The optimizer parameter is a dictionary that specifies the optimizer to use. The default value is {"type": "adamw", "params": {}}.

In particular, the params field is a dictionary that specifies the parameters to use for the optimizer, and the defaults are different for each optimizer type. See the Hugging Face documentation for more information.

We currently support the following optimizers:

  • adamw_torch
  • adamw_torch_fused
  • sgd
  • adagrad

Learning Rate Scheduler

The lr_scheduler parameter is a dictionary that specifies the learning rate scheduler to use. The default value is {"type": "cosine_with_restarts", "params": {}}.

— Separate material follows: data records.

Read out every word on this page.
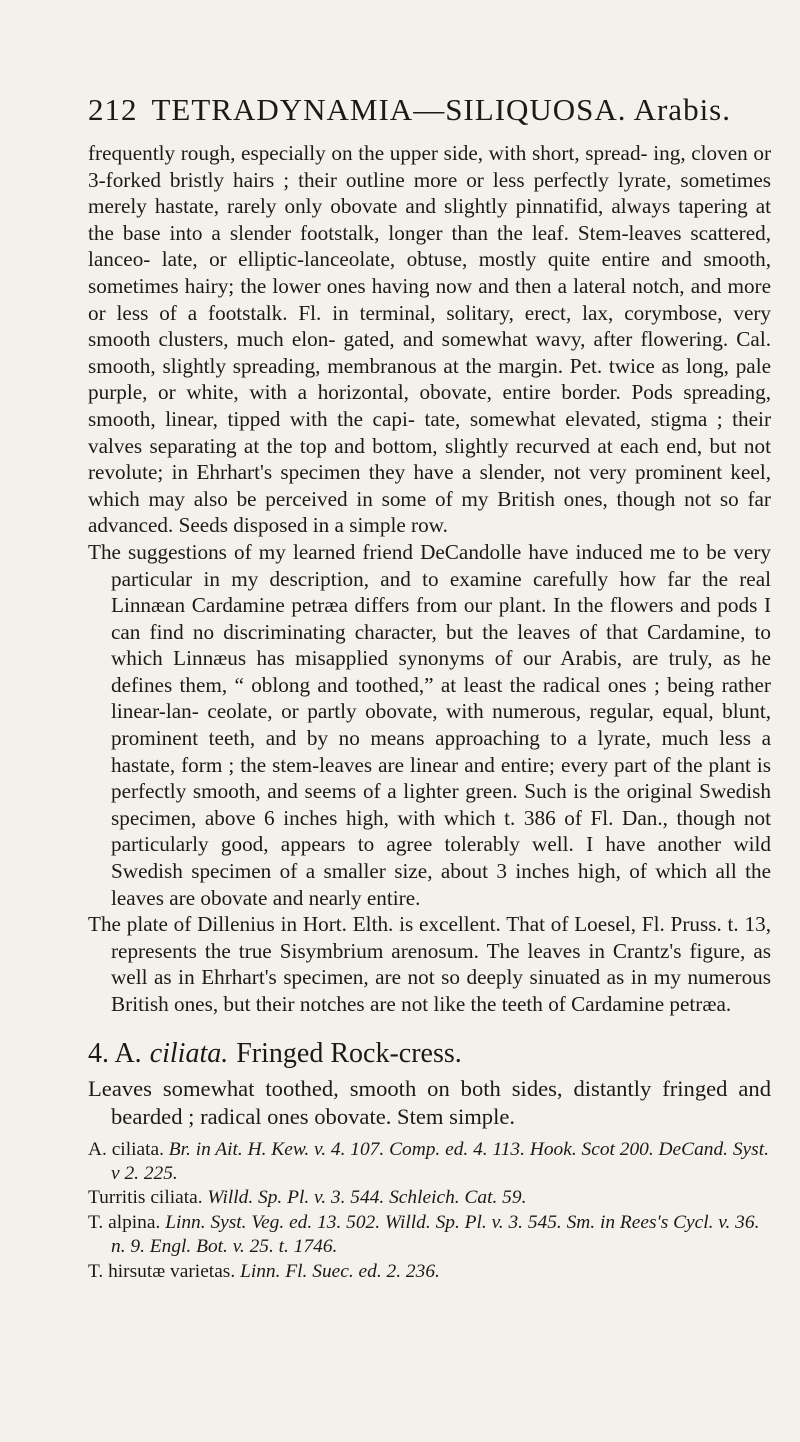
212 TETRADYNAMIA—SILIQUOSA. Arabis.

frequently rough, especially on the upper side, with short, spread- ing, cloven or 3-forked bristly hairs ; their outline more or less perfectly lyrate, sometimes merely hastate, rarely only obovate and slightly pinnatifid, always tapering at the base into a slender footstalk, longer than the leaf. Stem-leaves scattered, lanceo- late, or elliptic-lanceolate, obtuse, mostly quite entire and smooth, sometimes hairy; the lower ones having now and then a lateral notch, and more or less of a footstalk. Fl. in terminal, solitary, erect, lax, corymbose, very smooth clusters, much elon- gated, and somewhat wavy, after flowering. Cal. smooth, slightly spreading, membranous at the margin. Pet. twice as long, pale purple, or white, with a horizontal, obovate, entire border. Pods spreading, smooth, linear, tipped with the capi- tate, somewhat elevated, stigma ; their valves separating at the top and bottom, slightly recurved at each end, but not revolute; in Ehrhart's specimen they have a slender, not very prominent keel, which may also be perceived in some of my British ones, though not so far advanced. Seeds disposed in a simple row.

The suggestions of my learned friend DeCandolle have induced me to be very particular in my description, and to examine carefully how far the real Linnæan Cardamine petræa differs from our plant. In the flowers and pods I can find no discriminating character, but the leaves of that Cardamine, to which Linnæus has misapplied synonyms of our Arabis, are truly, as he defines them, “ oblong and toothed,” at least the radical ones ; being rather linear-lan- ceolate, or partly obovate, with numerous, regular, equal, blunt, prominent teeth, and by no means approaching to a lyrate, much less a hastate, form ; the stem-leaves are linear and entire; every part of the plant is perfectly smooth, and seems of a lighter green. Such is the original Swedish specimen, above 6 inches high, with which t. 386 of Fl. Dan., though not particularly good, appears to agree tolerably well. I have another wild Swedish specimen of a smaller size, about 3 inches high, of which all the leaves are obovate and nearly entire.

The plate of Dillenius in Hort. Elth. is excellent. That of Loesel, Fl. Pruss. t. 13, represents the true Sisymbrium arenosum. The leaves in Crantz's figure, as well as in Ehrhart's specimen, are not so deeply sinuated as in my numerous British ones, but their notches are not like the teeth of Cardamine petræa.

4. A. ciliata. Fringed Rock-cress.

Leaves somewhat toothed, smooth on both sides, distantly fringed and bearded ; radical ones obovate. Stem simple.

A. ciliata. Br. in Ait. H. Kew. v. 4. 107. Comp. ed. 4. 113. Hook. Scot 200. DeCand. Syst. v 2. 225.

Turritis ciliata. Willd. Sp. Pl. v. 3. 544. Schleich. Cat. 59.

T. alpina. Linn. Syst. Veg. ed. 13. 502. Willd. Sp. Pl. v. 3. 545. Sm. in Rees's Cycl. v. 36. n. 9. Engl. Bot. v. 25. t. 1746.

T. hirsutæ varietas. Linn. Fl. Suec. ed. 2. 236.
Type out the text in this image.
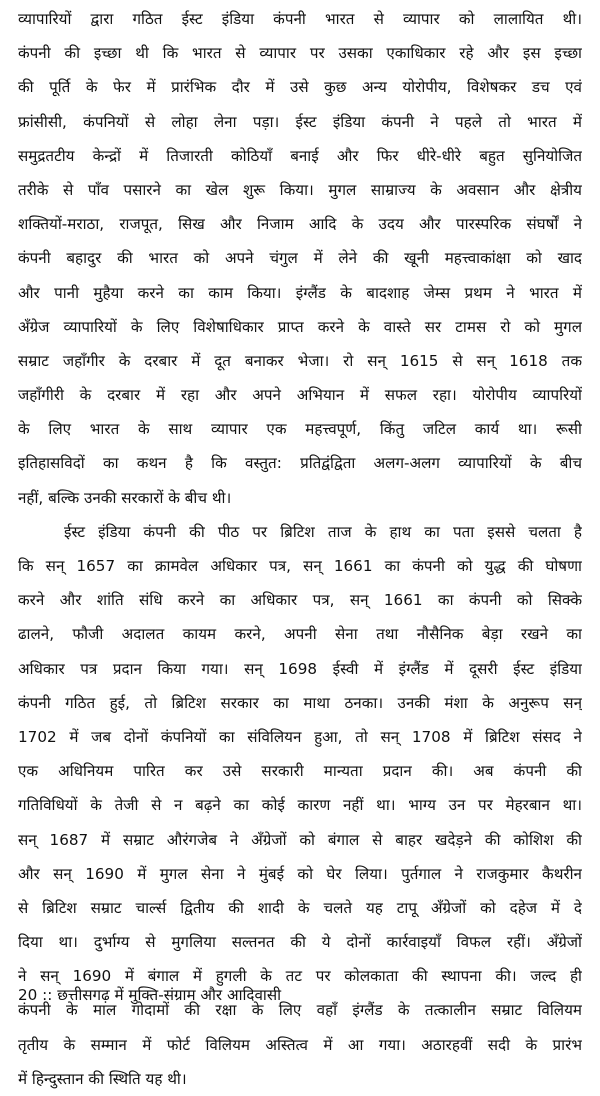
व्यापारियों द्वारा गठित ईस्ट इंडिया कंपनी भारत से व्यापार को लालायित थी।
कंपनी की इच्छा थी कि भारत से व्यापार पर उसका एकाधिकार रहे और इस इच्छा
की पूर्ति के फेर में प्रारंभिक दौर में उसे कुछ अन्य योरोपीय, विशेषकर डच एवं
फ्रांसीसी, कंपनियों से लोहा लेना पड़ा। ईस्ट इंडिया कंपनी ने पहले तो भारत में
समुद्रतटीय केन्द्रों में तिजारती कोठियाँ बनाई और फिर धीरे-धीरे बहुत सुनियोजित
तरीके से पाँव पसारने का खेल शुरू किया। मुगल साम्राज्य के अवसान और क्षेत्रीय
शक्तियों-मराठा, राजपूत, सिख और निजाम आदि के उदय और पारस्परिक संघर्षों ने
कंपनी बहादुर की भारत को अपने चंगुल में लेने की खूनी महत्त्वाकांक्षा को खाद
और पानी मुहैया करने का काम किया। इंग्लैंड के बादशाह जेम्स प्रथम ने भारत में
अँग्रेज व्यापारियों के लिए विशेषाधिकार प्राप्त करने के वास्ते सर टामस रो को मुगल
सम्राट जहाँगीर के दरबार में दूत बनाकर भेजा। रो सन् 1615 से सन् 1618 तक
जहाँगीरी के दरबार में रहा और अपने अभियान में सफल रहा। योरोपीय व्यापरियों
के लिए भारत के साथ व्यापार एक महत्त्वपूर्ण, किंतु जटिल कार्य था। रूसी
इतिहासविदों का कथन है कि वस्तुत: प्रतिद्वंद्विता अलग-अलग व्यापारियों के बीच
नहीं, बल्कि उनकी सरकारों के बीच थी।
ईस्ट इंडिया कंपनी की पीठ पर ब्रिटिश ताज के हाथ का पता इससे चलता है
कि सन् 1657 का क्रामवेल अधिकार पत्र, सन् 1661 का कंपनी को युद्ध की घोषणा
करने और शांति संधि करने का अधिकार पत्र, सन् 1661 का कंपनी को सिक्के
ढालने, फौजी अदालत कायम करने, अपनी सेना तथा नौसैनिक बेड़ा रखने का
अधिकार पत्र प्रदान किया गया। सन् 1698 ईस्वी में इंग्लैंड में दूसरी ईस्ट इंडिया
कंपनी गठित हुई, तो ब्रिटिश सरकार का माथा ठनका। उनकी मंशा के अनुरूप सन्
1702 में जब दोनों कंपनियों का संविलियन हुआ, तो सन् 1708 में ब्रिटिश संसद ने
एक अधिनियम पारित कर उसे सरकारी मान्यता प्रदान की। अब कंपनी की
गतिविधियों के तेजी से न बढ़ने का कोई कारण नहीं था। भाग्य उन पर मेहरबान था।
सन् 1687 में सम्राट औरंगजेब ने अँग्रेजों को बंगाल से बाहर खदेड़ने की कोशिश की
और सन् 1690 में मुगल सेना ने मुंबई को घेर लिया। पुर्तगाल ने राजकुमार कैथरीन
से ब्रिटिश सम्राट चार्ल्स द्वितीय की शादी के चलते यह टापू अँग्रेजों को दहेज में दे
दिया था। दुर्भाग्य से मुगलिया सल्तनत की ये दोनों कार्रवाइयाँ विफल रहीं। अँग्रेजों
ने सन् 1690 में बंगाल में हुगली के तट पर कोलकाता की स्थापना की। जल्द ही
कंपनी के माल गोदामों की रक्षा के लिए वहाँ इंग्लैंड के तत्कालीन सम्राट विलियम
तृतीय के सम्मान में फोर्ट विलियम अस्तित्व में आ गया। अठारहवीं सदी के प्रारंभ
में हिन्दुस्तान की स्थिति यह थी।
20 :: छत्तीसगढ़ में मुक्ति-संग्राम और आदिवासी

In particular, the params field is a dictionary that specifies the parameters to use for the learning rate scheduler, and the defaults are different for each learning rate scheduler type. See the Hugging Face documentation for more information.

We currently support the following learning rate schedulers:

  • constant_with_warmup
  • linear
  • cosine
  • cosine_with_restarts
  • inverse_sqrt
  • warmup_stable_decay

Lora Alpha

The lora_alpha parameter is a positive integer that specifies the scaling factor for the LoRA weights. This parameter is only used if the adapter type is lora or turbo_lora. The default value is None.

Lora Dropout

The lora_dropout parameter is a positive float that specifies the dropout rate for the LoRA adapter, in the range [0, 1]. Dropout is a regularization technique that randomly drops out some of the neurons in the network during training to prevent overfitting. This parameter is only used if the adapter type is lora or turbo_lora. The default value is 0.

Warmup Ratio

The warmup_ratio parameter is a positive float that specifies the warmup ratio for the learning rate scheduler. The default value is 0.03.

Effective Batch Size

Typically, we try to pick the highest batch size that can fit in memory then adjust gradient_accumulation_steps to simulate a larger batch size, giving up the effective batch size (batch_size * gradient_accumulation_steps). Setting effective_batch_size as a parameter will override that process by directly setting the effective batch size. effective_batch_size must be a valid power of 2. The default value is 16.